On 14/10/2014 8:40 p.m., Tianyin Xu wrote:
> Thanks, Amos!
> One more question. I see test-builds.sh tries to run the tests in
> the "test-suites" at the top directory. What's the difference
> between the test under "src/tests" and "test-suites"?
> I'm a little bit confused since you said the tests in "src/tests"
> contains all the unit tests.
> Also, I can successfully ran make check. But when I checked out the
> trunk and ran ./test-builds.sh at the top directory, many tests
> fail. Is this normal? (sorry I actually do not understand what
> "test-suites" does)

That depends on how complete your build environment is. The script
begins with testing ./bootstrap.sh to ensure the toolchain is complete
and working. Recent autoconf produce a lot of warnings about
subdir-objects feature, but should still finish saying "success".
 If it does not then the error it exits with should explain what needs
to be resolved, usually some portion of the autotools build
environment is outdated or missing.

For the later "layers" being tested (eg the ESI layer) there are some
additional libraries needed to be installed which are optional for
normal users.

You *need* this script to run to completion with no errors on the
current 3.HEAD code for it to be worth going any further into the testing.

So, what OS are you building on?
 and what are the specific error(s) the script is failing with?

> Oh, I forget to mention the web page I referred to. Actually I'm
> referring to the "tasks needing a volunteer" in the following wiki
> page, http://wiki.squid-cache.org/Features/CodeTestBed Are these
> tasks still alive? Since I'm looking at the tests, I think I can 
> give a hand.

Aha. Wonderful thank you. In that case I better explain in a bit more
detail than just how to use them. :-)

src/tests/ content is the main code for what the wiki page Details
section refer to as "ad-hoc CPP Unit-tests". Other unit-tests also
exist elsewhere in the sources (eg pre-compiler unit tests in compat/).

Each of those src/tests/test*.cc is a test of a single "unit" (aka.
C++ class). "make check" turns it into a binary that is supposed to
exhaustively test what happens when any permutation of input is
presented to the class API/methods, including edge cases and soemtimes
wrong inputs.

Unit-tests like that can only test one way of compiling the code at a
time. Which is fine for validating that some pre-built binary will
work as intended. But fails miserably to validate source code for
software like Squid with many possible features built (or not) by users.

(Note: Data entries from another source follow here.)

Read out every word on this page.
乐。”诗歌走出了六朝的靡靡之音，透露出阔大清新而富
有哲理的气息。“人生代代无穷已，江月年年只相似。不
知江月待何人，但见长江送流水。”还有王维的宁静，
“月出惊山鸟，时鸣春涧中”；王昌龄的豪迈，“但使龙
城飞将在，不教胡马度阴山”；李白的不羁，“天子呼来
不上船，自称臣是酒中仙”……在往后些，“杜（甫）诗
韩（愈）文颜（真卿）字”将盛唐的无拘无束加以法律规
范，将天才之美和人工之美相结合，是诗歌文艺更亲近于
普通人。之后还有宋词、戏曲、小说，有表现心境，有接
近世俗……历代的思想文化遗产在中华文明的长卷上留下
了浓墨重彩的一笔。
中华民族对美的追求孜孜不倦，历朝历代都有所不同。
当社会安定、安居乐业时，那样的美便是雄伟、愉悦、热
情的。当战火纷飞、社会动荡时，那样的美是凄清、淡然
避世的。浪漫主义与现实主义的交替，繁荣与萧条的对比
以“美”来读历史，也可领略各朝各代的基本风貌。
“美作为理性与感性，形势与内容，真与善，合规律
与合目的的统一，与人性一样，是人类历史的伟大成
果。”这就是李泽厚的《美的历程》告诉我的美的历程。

That is where the ./test-builds.sh script comes in. (See under
"Component Test Controls".) It runs the unit tests with different
permutations of ./configure settings.

It also runs some large scale tests, such as squid.conf parsing for
various known squid.conf contents which have or might cause trouble,
or the bootstrap to check the build chain is operational.

Ideally both unit-test and the ./configure tests would be exhaustive
and cover every bit of code at least once. That is a very long way off
still, and may actually never happen. But that is the goal.

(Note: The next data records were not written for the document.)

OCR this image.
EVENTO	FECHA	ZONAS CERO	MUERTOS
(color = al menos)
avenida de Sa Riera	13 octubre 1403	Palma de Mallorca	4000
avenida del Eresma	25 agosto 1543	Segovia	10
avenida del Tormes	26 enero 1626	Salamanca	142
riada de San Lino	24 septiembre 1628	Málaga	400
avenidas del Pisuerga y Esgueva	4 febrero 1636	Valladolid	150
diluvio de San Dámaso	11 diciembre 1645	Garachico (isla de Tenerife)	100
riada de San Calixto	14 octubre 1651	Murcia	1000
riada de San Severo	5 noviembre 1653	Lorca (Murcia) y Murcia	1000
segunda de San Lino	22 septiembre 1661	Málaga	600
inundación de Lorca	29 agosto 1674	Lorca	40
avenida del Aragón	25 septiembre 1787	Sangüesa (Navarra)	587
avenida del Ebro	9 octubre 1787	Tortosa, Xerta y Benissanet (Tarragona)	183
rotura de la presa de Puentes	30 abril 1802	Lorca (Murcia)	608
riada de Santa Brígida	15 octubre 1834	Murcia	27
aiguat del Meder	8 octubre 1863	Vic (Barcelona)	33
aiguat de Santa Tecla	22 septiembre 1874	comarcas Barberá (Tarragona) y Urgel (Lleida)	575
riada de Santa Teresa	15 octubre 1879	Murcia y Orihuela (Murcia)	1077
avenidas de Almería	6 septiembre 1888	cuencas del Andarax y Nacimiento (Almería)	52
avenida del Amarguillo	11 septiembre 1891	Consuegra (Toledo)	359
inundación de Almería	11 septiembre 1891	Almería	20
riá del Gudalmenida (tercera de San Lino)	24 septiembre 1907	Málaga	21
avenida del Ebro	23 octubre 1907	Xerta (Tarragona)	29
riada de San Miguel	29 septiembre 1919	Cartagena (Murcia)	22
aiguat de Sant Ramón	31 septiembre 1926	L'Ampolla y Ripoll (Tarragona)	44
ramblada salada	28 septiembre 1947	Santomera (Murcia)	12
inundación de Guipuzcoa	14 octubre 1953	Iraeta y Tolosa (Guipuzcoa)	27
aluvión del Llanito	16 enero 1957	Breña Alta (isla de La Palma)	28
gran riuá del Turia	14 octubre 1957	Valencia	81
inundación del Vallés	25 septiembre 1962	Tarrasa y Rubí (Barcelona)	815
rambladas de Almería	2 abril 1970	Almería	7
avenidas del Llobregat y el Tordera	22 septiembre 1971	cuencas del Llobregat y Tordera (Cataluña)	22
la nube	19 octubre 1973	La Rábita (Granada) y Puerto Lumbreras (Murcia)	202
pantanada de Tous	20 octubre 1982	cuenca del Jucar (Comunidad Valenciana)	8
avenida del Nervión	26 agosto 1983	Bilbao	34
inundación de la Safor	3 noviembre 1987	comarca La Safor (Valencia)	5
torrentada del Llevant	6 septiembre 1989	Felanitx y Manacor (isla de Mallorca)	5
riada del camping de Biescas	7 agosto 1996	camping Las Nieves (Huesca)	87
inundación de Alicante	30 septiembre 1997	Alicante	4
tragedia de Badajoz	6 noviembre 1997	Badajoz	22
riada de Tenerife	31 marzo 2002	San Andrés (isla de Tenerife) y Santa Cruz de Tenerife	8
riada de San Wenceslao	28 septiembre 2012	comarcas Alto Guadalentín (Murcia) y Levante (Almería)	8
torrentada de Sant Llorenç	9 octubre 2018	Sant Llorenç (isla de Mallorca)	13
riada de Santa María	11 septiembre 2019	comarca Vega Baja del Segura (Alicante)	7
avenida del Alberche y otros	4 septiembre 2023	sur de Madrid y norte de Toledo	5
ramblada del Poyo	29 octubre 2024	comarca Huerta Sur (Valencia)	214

So, yes the items in both "Tasks needing a volunteer:" lists still
need doing.

 The work is being coordinated in wiki page
<http://wiki.squid-cache.org/Features/SourceLayout>. The main table
first column indicates whether the new polished convenience libraries
have unit-tests for the classes inside.
 That column content is outdated, in fact many of those classes do
have unit-tests but nobody has audited to check if they are complete
and correct for the current API. So part of the needed work is
correcting that column entries.

 There is another item related to the testing which is not documented
there. That is the compiler build options which are available to
detect potential issues. Squid is only able to build cleanly with a
small set at present, additional work is needed to try building with
others and fix the issues they highlight.

I hope that is clear enough to understand. I am assuming you at least
know the basics of what testing is all about.

PS. since 3.5 is now in beta I will this week be auditing the
./configure tests options are up to date. That may affect the test
coverage and results somewhat in the coming days.